Accessibility and reliability questions
Its briefing paper proposes strengthening protections for children by making loot box purchases unavailable to under-18s unless approved by a parent. This is very welcome. And it’s intended to be accompanied by more information and transparency for gamers and their families – which is always a good thing, though this information does need to be easy to access and something that children and parents have time and a desire to read.
And it has to be reliable: the Pan European Game Information (PEGI) ratings are widely trusted by parents, according to the briefing paper. But as we have pointed out, they’re not fit for purpose. PEGI does now flag loot boxes (“in game purchases: includes random items”) but this is not reflected in age ratings. Roblox, for example, includes loot boxes and is rated PEGI-7, suitable for ages seven and upwards.
Meanwhile, there is no time frame for any of it. The Government merely says: “We welcome the proposal from Ukie [the industry trade body] to explore practical ways of achieving this objective.”
Age assurance an opportunity, not a law
The briefing paper also notes optimistically that: “There is an opportunity for games platforms and publishers offering loot boxes to take steps to offer age assurance, and reduce the reliance on self declaration.”
It’s an opportunity. It doesn’t say they must introduce age assurance, nor that they have to stop their users claiming to be adults when they’re actually children.
The Age Appropriate Design Code (also known as the Children’s Code) will underpin a tougher approach to children and loot boxes, according to the briefing paper. But the Age Appropriate Design Code is already in operation, which begs the question of why it isn’t working already.
No clear timeline
Similarly, there is hope that the Online Safety Bill will underpin a firmer stance on loot boxes. But the Online Safety Bill has been delayed, we’re not sure until when, and is still open to significant amendments. And gaming barely gets a mention in the Bill, which is really all about peer-to-peer interactions. The DCMS nevertheless claims the Bill “is expected to drive the use of age assurance technologies.” It all sounds rather vague and wishful.

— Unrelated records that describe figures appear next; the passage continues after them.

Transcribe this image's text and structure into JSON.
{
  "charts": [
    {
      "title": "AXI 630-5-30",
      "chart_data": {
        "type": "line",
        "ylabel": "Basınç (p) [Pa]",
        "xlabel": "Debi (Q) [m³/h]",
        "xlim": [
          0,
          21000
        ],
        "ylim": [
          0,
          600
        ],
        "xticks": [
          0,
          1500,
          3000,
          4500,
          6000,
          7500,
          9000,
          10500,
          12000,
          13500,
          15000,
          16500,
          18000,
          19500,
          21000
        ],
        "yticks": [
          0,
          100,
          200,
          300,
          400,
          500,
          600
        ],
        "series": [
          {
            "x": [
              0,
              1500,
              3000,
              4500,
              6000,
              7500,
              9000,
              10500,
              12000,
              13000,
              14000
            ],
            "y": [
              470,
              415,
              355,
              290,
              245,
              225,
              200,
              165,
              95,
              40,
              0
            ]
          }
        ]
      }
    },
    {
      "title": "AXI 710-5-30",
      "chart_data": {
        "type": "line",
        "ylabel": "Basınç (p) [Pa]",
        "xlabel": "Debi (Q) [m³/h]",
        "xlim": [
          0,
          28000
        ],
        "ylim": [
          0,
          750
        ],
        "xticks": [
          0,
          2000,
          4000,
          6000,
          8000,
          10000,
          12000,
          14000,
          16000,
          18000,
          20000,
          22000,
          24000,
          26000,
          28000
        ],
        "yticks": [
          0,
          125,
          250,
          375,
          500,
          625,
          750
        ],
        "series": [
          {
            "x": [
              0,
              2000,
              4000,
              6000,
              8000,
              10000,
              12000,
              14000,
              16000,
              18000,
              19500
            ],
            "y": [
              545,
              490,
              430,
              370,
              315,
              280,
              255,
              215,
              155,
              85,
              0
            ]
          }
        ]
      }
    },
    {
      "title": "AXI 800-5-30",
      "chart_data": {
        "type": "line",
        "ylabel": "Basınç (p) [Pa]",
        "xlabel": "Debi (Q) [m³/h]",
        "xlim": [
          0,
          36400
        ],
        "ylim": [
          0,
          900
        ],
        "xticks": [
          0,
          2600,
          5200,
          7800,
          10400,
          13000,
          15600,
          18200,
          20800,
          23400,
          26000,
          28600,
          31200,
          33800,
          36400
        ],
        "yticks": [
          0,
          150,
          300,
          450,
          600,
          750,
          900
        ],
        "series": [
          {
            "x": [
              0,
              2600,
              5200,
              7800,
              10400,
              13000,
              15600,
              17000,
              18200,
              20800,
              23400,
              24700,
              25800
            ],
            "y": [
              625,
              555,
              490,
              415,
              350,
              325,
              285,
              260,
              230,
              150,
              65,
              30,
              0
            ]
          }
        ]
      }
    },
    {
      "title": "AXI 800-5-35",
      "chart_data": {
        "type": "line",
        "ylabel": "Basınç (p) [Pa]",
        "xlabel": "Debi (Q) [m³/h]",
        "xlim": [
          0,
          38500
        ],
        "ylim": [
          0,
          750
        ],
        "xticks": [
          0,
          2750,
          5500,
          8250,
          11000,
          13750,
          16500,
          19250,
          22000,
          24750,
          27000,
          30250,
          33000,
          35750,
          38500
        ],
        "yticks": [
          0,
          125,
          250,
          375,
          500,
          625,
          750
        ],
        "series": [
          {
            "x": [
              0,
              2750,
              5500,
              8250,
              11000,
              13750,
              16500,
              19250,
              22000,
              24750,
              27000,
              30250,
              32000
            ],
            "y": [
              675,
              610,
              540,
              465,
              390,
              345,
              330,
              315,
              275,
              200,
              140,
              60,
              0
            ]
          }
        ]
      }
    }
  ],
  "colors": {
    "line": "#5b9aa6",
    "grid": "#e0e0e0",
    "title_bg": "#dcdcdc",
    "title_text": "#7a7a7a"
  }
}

There is no timeline for games publishers and platforms to make changes – and, all the while, the metaverse is racing ahead, developing out of gaming with some of the same dark nudge techniques borrowed from gambling and now widespread in many online games.
Games publishers and platforms have already shown that they’re adept at getting around weak curbs. As David Zendle described on a recent edition of Parent Zone’s Tech Shock podcast, when Fifa Ultimate Team bowed to public pressure and made loot boxes transparent, players still had to open one loot box to get to the hidden one underneath; and they had to open the second to see the third. The psychological mechanisms are similar.
The need for a regulator
The UK’s gambling legislation was made for the analogue age. We are now in the digital age, and the failure to confront the implications of the connections between loot boxes and problem gambling suggests the law is likely to be left behind as new ways of being online – and selling online - develop.
Perhaps it is all too complicated for the Gambling Commission. (The DCMS briefing paper hints at this.) Games are highly sophisticated and constantly innovating, and they require scrutiny by a body that understands them. It is all very well to propose simply shutting children out of loot boxes, but if loot boxes remain central to a game, what effect will that have on children’s experience?
Self-regulation is a weak response to the very strong evidence of the links between loot boxes and problem gambling. The DCMS’s latest announcement leaves too many questions unanswered – about timing, enforcement, and what compliance would look like. If gambling legislation is unable to deal with the vast and complex games industry, especially as it morphs into the metaverse, then gaming needs its own regulator.